Bonfire day passed with the great roaring fire in the corner of the plough field, when potatoes were roasted under the stars and tiny Chinese crackers flew through the air.
Susan had never heard of Guy Fawkes, nor had Tom or Becky, or Joshua. It was a ‘Bun Fire’, when they ate parkin and treacle toffee, and children danced round the fire before winter swept the fields.
As it died they leapt through the low flames and each had a wish. Then they stood in the files to watch the other fires, on the hills in the distance, before they went it to their early bed.
commentary: Alison Utley is known for her children’s books about Little Grey Rabbit and Sam Pig, but this one has its devotees too, and it has been much recommended to me. I found it very uneven – chapters of long boring descriptions of the countryside, and the life of an annoying little girl, alternating with moments of lovely joy and descriptions of fascinating and long-gone customs. It describes the life of Susan Garland, probably in approximately the 1890s, in the Derbyshire countryside, and is generally assumed to be based on Uttley’s own life.
It WAS worth reading, for the good bits, but I wasn’t very interested in the nature walks, or in the fears and strange beliefs of a young girl’s life – they seemed to have been better done elsewhere.

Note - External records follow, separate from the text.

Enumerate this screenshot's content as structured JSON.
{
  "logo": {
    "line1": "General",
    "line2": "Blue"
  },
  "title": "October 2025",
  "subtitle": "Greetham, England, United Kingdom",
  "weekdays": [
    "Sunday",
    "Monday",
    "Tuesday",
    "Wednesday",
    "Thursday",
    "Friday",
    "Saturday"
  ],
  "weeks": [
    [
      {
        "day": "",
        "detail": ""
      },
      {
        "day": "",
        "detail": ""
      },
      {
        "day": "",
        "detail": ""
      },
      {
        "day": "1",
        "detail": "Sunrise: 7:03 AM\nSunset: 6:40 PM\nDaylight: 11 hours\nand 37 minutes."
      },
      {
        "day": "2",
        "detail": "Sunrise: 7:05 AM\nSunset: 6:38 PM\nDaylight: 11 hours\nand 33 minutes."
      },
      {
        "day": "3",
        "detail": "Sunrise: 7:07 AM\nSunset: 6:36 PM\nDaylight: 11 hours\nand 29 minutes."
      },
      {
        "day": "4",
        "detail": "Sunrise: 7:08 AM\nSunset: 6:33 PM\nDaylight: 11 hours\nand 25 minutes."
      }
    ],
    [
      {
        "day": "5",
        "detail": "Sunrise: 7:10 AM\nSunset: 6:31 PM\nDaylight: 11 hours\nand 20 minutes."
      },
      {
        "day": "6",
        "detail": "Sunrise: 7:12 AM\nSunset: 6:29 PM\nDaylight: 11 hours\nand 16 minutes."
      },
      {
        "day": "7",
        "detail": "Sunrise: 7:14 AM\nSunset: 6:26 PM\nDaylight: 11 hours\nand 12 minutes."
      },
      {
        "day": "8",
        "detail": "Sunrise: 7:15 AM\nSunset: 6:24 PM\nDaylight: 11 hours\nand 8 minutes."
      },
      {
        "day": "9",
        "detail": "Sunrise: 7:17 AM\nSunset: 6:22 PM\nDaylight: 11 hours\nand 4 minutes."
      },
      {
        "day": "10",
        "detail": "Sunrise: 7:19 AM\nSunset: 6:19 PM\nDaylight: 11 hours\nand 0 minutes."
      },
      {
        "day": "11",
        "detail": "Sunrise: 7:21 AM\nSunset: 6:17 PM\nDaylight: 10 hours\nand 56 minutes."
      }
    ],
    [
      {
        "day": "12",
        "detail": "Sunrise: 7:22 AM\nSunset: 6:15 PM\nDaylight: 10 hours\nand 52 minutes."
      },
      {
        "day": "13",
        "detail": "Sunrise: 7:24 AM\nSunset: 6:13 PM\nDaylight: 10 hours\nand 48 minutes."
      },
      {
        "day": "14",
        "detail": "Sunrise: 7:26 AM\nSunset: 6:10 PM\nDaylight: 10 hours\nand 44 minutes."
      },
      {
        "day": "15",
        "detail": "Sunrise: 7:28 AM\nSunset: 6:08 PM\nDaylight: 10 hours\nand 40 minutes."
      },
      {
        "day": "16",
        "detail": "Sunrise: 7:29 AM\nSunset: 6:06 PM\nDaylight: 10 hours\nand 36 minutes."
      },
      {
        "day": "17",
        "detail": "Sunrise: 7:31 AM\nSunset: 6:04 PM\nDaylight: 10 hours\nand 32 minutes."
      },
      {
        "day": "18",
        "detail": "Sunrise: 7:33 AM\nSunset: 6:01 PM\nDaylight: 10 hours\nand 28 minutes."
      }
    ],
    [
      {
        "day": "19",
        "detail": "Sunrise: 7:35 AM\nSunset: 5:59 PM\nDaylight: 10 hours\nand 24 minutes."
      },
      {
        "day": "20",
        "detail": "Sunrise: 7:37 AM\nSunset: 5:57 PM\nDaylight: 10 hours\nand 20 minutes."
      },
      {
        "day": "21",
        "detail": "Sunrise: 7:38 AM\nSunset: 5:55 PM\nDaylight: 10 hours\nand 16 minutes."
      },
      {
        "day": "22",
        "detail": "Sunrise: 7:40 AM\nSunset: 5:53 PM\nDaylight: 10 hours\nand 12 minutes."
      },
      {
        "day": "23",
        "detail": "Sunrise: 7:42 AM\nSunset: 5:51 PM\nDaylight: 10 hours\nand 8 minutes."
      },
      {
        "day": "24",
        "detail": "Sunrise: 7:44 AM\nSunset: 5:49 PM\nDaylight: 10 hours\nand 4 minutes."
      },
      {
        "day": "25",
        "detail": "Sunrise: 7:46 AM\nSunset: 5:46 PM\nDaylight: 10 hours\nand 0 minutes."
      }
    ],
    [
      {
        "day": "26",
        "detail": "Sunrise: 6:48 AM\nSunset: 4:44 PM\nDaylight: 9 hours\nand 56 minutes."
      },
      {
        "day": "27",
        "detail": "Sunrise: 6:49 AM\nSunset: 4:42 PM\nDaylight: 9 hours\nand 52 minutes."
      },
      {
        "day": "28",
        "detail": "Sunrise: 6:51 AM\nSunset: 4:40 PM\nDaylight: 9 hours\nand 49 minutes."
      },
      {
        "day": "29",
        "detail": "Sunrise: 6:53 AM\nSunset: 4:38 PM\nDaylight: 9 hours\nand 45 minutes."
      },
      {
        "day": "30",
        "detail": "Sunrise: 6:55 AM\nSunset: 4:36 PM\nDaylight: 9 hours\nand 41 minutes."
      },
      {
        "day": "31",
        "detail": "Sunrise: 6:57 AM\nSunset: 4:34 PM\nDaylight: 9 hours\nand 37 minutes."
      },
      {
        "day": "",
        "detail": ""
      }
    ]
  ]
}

This time of year I generally do a Guy Fawkes entry, and explain to my American readers that there are bonfires and fireworks to mark the Gunpowder Plot: an unsuccessful attempt in 1605 to blow up the Houses of Parliament. For more, see previous years’ entries, with some nice photos…
Interesting that this little girl had never heard of Guy Fawkes.
As it happens I have just been looking at a cookbook first published in the 1950s, and was interested to see an idea for a Guy Fawkes cake (parkin and treacle toffee, as above, are the traditional treats on this night). The cake is covered in chocolate icing then:
Using white icing, cover the top and sides of the cake with drawings of Catherine wheels, rockets and sparklers, using real fireworks as models. Add silver balls and other cake decorations to give the effect of colour and sparks.I’m sure we all know what they mean, but I just love the idea that you might set off the fireworks in your kitchen in order to do a good job of reproducing them (you can imagine this scene in a certain kind of sitcom). In those days every household would have fireworks, ready for the big night, to copy – nowadays nearly everyone goes to an organized event for safety reasons. Today very few houses would have fireworks ready to hand for copying.
[It is a feature of this old cookbook, by the way, that all the cakes for which you would most need detailed instructions, and maybe step-by-step pictures, are just skimmed over in the manner of the recipe here: what I quoted does constitute the whole plan, without even a picture.]
The top pictures, from the Athenaeum website, actually show midsummer bonfires in Norway, by Nicolai Astrup. but seemed to look right.
The cake picture (did you think for a moment it was a picture of an actual box of fireworks?) is not connected with my ancient recipe book – it comes from pinterest, and isn’t it lovely?